Die Theaterwelt trauert: Helmuth Lohner ist tot
Wien (dpa) - Am Anfang seiner Karriere stand eher das Seichte: Operettenfilme wie das „Dreimäderlhaus“, die Komödie „Witwer mit fünf Töchtern“ oder eine Rolle an der Seite von Romy Schneider im rührseligen Spielfilm „Die schöne Lügnerin“.
Später waren Helmuth Lohner die Filmerfolge der 1950er Jahre wegen fehlenden künstlerischen Anspruchs fast peinlich. „Für einen Schauspieler misst sich Popularität daran, ob er ins Fernsehen kommt. Popularität wird leicht mit wirklichem Erfolg gleichgesetzt“, sagte er einst in einem Interview. Dank seines einfühlsamen Spiels schaffte Lohner jedoch den Sprung ins ernste Bühnenfach. Trotz schwerer Krankheit hatte er bis zuletzt weitere Pläne. Im Alter von 82 Jahren ist Lohner nun in der Nacht zum Dienstag gestorben.

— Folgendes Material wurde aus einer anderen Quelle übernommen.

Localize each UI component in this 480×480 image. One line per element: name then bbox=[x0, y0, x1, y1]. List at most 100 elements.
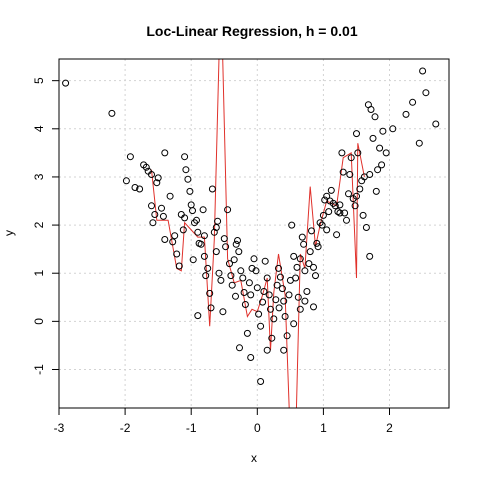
data-point-134 bbox=[362, 224, 370, 231]
data-point-93 bbox=[294, 293, 302, 301]
y-tick-label-4: 3 bbox=[32, 173, 46, 180]
data-point-103 bbox=[312, 272, 319, 280]
data-point-116 bbox=[333, 231, 341, 239]
fit-layer bbox=[151, 59, 365, 408]
y-tick-label-5: 4 bbox=[32, 125, 46, 132]
data-point-23 bbox=[179, 226, 187, 234]
data-point-76 bbox=[267, 305, 274, 313]
data-point-54 bbox=[230, 256, 238, 264]
data-point-170 bbox=[336, 209, 344, 217]
data-point-98 bbox=[303, 288, 311, 295]
data-point-22 bbox=[177, 211, 185, 218]
data-point-0 bbox=[62, 79, 70, 87]
data-point-75 bbox=[265, 291, 273, 299]
plot-frame bbox=[58, 58, 450, 409]
data-point-37 bbox=[202, 272, 210, 280]
data-point-31 bbox=[193, 216, 200, 224]
data-point-163 bbox=[275, 304, 283, 312]
data-point-46 bbox=[217, 276, 225, 284]
data-point-29 bbox=[189, 207, 196, 215]
data-point-123 bbox=[345, 190, 352, 198]
data-point-27 bbox=[186, 187, 194, 195]
data-point-109 bbox=[321, 196, 329, 204]
data-point-49 bbox=[222, 243, 230, 251]
data-point-132 bbox=[359, 211, 367, 219]
x-tick-label-0: -3 bbox=[54, 421, 65, 435]
data-point-115 bbox=[331, 202, 339, 210]
data-point-60 bbox=[240, 289, 248, 296]
data-point-130 bbox=[356, 185, 364, 193]
data-point-81 bbox=[275, 264, 282, 272]
fit-line bbox=[151, 59, 365, 408]
data-point-148 bbox=[409, 98, 417, 106]
x-axis: -3 -2 -1 0 1 2 bbox=[54, 407, 393, 435]
data-point-26 bbox=[184, 175, 192, 183]
data-point-66 bbox=[250, 255, 258, 263]
data-point-61 bbox=[241, 301, 249, 308]
data-point-152 bbox=[432, 120, 440, 128]
data-point-77 bbox=[268, 334, 276, 342]
data-point-151 bbox=[422, 89, 430, 97]
data-point-13 bbox=[154, 174, 162, 182]
y-tick-label-6: 5 bbox=[32, 77, 46, 84]
data-point-83 bbox=[278, 285, 286, 293]
data-point-86 bbox=[283, 332, 291, 340]
data-point-9 bbox=[148, 202, 155, 210]
data-point-15 bbox=[159, 212, 167, 220]
data-point-113 bbox=[327, 186, 335, 194]
data-point-110 bbox=[323, 192, 331, 200]
data-point-136 bbox=[366, 171, 374, 178]
y-tick-label-1: 0 bbox=[32, 318, 46, 325]
data-point-41 bbox=[208, 185, 216, 193]
chart-title: Loc-Linear Regression, h = 0.01 bbox=[146, 23, 357, 39]
data-point-3 bbox=[126, 153, 134, 161]
data-point-146 bbox=[389, 125, 397, 133]
data-point-125 bbox=[347, 154, 355, 162]
data-point-89 bbox=[288, 221, 296, 229]
data-point-167 bbox=[301, 297, 309, 305]
x-tick-label-2: -1 bbox=[186, 421, 197, 435]
data-point-17 bbox=[166, 192, 174, 200]
data-point-58 bbox=[237, 267, 245, 275]
data-point-162 bbox=[263, 346, 271, 354]
data-point-11 bbox=[151, 211, 159, 218]
data-point-51 bbox=[226, 260, 233, 268]
data-point-105 bbox=[314, 243, 322, 251]
data-point-71 bbox=[259, 298, 267, 306]
data-point-168 bbox=[310, 303, 317, 311]
data-point-5 bbox=[136, 185, 144, 193]
data-point-2 bbox=[122, 177, 130, 185]
data-point-91 bbox=[292, 274, 300, 282]
data-point-96 bbox=[300, 240, 308, 248]
data-point-139 bbox=[371, 113, 379, 121]
data-point-63 bbox=[245, 279, 253, 287]
data-point-142 bbox=[376, 144, 384, 152]
x-tick-label-1: -2 bbox=[120, 421, 131, 435]
data-point-95 bbox=[298, 233, 306, 241]
data-point-45 bbox=[215, 269, 223, 277]
data-point-20 bbox=[173, 250, 181, 258]
data-point-35 bbox=[199, 206, 207, 214]
data-point-129 bbox=[354, 149, 362, 157]
y-tick-label-3: 2 bbox=[32, 221, 46, 228]
data-point-32 bbox=[194, 228, 202, 236]
data-point-24 bbox=[181, 153, 189, 161]
data-point-14 bbox=[158, 204, 165, 212]
data-point-160 bbox=[247, 354, 255, 361]
data-point-144 bbox=[379, 127, 387, 135]
data-point-92 bbox=[293, 263, 301, 271]
data-point-39 bbox=[206, 289, 214, 297]
data-point-145 bbox=[382, 149, 390, 157]
data-point-78 bbox=[270, 315, 278, 323]
data-point-117 bbox=[334, 208, 342, 216]
data-point-107 bbox=[318, 221, 326, 229]
data-point-56 bbox=[234, 237, 241, 244]
data-point-173 bbox=[161, 236, 169, 243]
data-point-73 bbox=[261, 257, 269, 265]
data-point-25 bbox=[182, 166, 190, 174]
data-point-62 bbox=[243, 329, 251, 337]
data-point-82 bbox=[276, 273, 284, 281]
data-point-108 bbox=[319, 211, 327, 219]
data-point-90 bbox=[290, 252, 298, 260]
data-point-143 bbox=[378, 161, 386, 169]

Lohner galt er als einer der profiliertesten Charakterdarsteller seiner Generation. Sein Tod bedeute einen großen Verlust für das deutschsprachige Theater und großen Schmerz für alle, die ihn kennen und ihm nahestanden, sagte der Direktor des Wiener Theaters in der Josefstadt, Herbert Föttinger. Dieses Theater war praktisch Lohners Hausbühne. Dort war er nicht nur Schauspieler, sondern von 1997 bis 2006 auch künstlerischer Direktor. Dort wollte Lohner im Dezember wieder auftreten, im Arthur Schnitzler Einakter „Anatol“. Eher brüchige Charaktere waren Lohners Spezialität.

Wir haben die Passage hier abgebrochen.